In Minnesota, we see good things ahead. This outlook makes Minnesota’s African community the envy of Europe. Again: how to explain this relative success? We are of course a nation of immigrants, and Minnesota is among the most educated, affluent and progressive states, so upward mobility is a historical, natural process. But this doesn’t explain everything.

In travels to Europe this year I’ve become aware of a distinguishing trait I’ll call the Rock Star Factor.

After CM Lilligren and I would speak, we would receive polite applause. But the real interest, excitement, even adulation, was invariably reserved for Nimo Farah, ADC’s program coordinator, who accompanied us on the trip. Now, for those of you unacquainted with Nimo, she is a delightful, intelligent and beautiful young woman who graduated this year from the University of Minnesota. Last year, she was an intern for ADC. Today, in Northern Europe, she is our Elvis Presley.

The academics and policy wonks we addressed, the immigrant groups we met with, the journalists who covered our tour—nobody had seen anything like her before. Educated, outgoing, conversant in business issues, and expecting to be accepted while dressed, albeit stylishly, in observance of her Muslim faith, Nimo engaged the imagination and the emotion of our European friends in a way that two middle-aged suits—a city official and a nonprofit executive—could not hope to equal.

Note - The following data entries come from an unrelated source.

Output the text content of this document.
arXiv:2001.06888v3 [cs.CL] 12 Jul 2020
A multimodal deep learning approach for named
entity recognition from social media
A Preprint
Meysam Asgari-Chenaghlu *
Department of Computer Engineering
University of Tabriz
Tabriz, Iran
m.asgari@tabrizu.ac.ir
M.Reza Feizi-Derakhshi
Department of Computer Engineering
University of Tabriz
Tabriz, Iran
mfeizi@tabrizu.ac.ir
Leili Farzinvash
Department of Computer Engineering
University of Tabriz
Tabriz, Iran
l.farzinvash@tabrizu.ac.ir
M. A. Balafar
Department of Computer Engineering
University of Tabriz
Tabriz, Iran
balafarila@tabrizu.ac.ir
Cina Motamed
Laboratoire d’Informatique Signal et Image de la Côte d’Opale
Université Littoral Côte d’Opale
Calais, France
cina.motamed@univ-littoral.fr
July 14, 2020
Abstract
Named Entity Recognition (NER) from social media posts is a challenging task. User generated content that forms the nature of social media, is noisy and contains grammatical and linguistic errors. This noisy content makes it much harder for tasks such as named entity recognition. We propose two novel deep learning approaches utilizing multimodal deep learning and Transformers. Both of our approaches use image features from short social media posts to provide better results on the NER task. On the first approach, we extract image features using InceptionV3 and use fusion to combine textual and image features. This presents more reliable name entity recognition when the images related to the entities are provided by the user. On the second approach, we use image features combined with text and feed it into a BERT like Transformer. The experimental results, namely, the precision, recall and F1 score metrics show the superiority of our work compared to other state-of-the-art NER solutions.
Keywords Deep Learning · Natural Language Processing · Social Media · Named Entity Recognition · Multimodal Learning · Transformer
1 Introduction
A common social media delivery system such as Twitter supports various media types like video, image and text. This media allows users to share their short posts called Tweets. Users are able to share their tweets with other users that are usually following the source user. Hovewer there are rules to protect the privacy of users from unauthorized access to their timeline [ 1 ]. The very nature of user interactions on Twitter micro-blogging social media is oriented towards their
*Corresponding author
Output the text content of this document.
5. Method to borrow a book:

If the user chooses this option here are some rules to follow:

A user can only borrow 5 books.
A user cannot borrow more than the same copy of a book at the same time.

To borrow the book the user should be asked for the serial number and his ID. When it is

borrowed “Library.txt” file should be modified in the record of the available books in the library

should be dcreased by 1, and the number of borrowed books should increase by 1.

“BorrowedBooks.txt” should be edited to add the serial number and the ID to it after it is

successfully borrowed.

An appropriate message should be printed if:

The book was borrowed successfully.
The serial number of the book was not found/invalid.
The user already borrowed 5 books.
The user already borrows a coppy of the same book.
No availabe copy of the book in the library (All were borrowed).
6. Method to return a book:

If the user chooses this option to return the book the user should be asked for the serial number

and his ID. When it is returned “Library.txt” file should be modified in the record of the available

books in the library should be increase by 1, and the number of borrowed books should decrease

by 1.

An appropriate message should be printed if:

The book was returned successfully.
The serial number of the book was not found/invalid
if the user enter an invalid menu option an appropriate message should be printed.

Though composed and diplomatic throughout, Nimo embodied the youthful spirit of rock ‘n roll, an American invention that reacted to stifling social conditions with bold self-determination and obliterated countless barriers to social mobility and economic attainment.

Such barriers are high for my generation of African refugees, which has labored hard to find a footing in our adopted homelands. Nimo’s generation is the one who will climb on the back of mine to achieve the success we are only beginning to envision with meaningful clarity in the United States. Our African brothers and sisters in Europe – and those few in the European mainstream who advocate for them – have suffered for lack of such a vision.

That vision, that rock star presence, was our Nimo.


Hussein Samatar,
Executive Director, African Development Center

*While in many ways the African Development Center is a typical Community Development Corporation that works with African Immegrents in Minnesota, it had one specialized need--a database that could handle Islamic-compliant loans.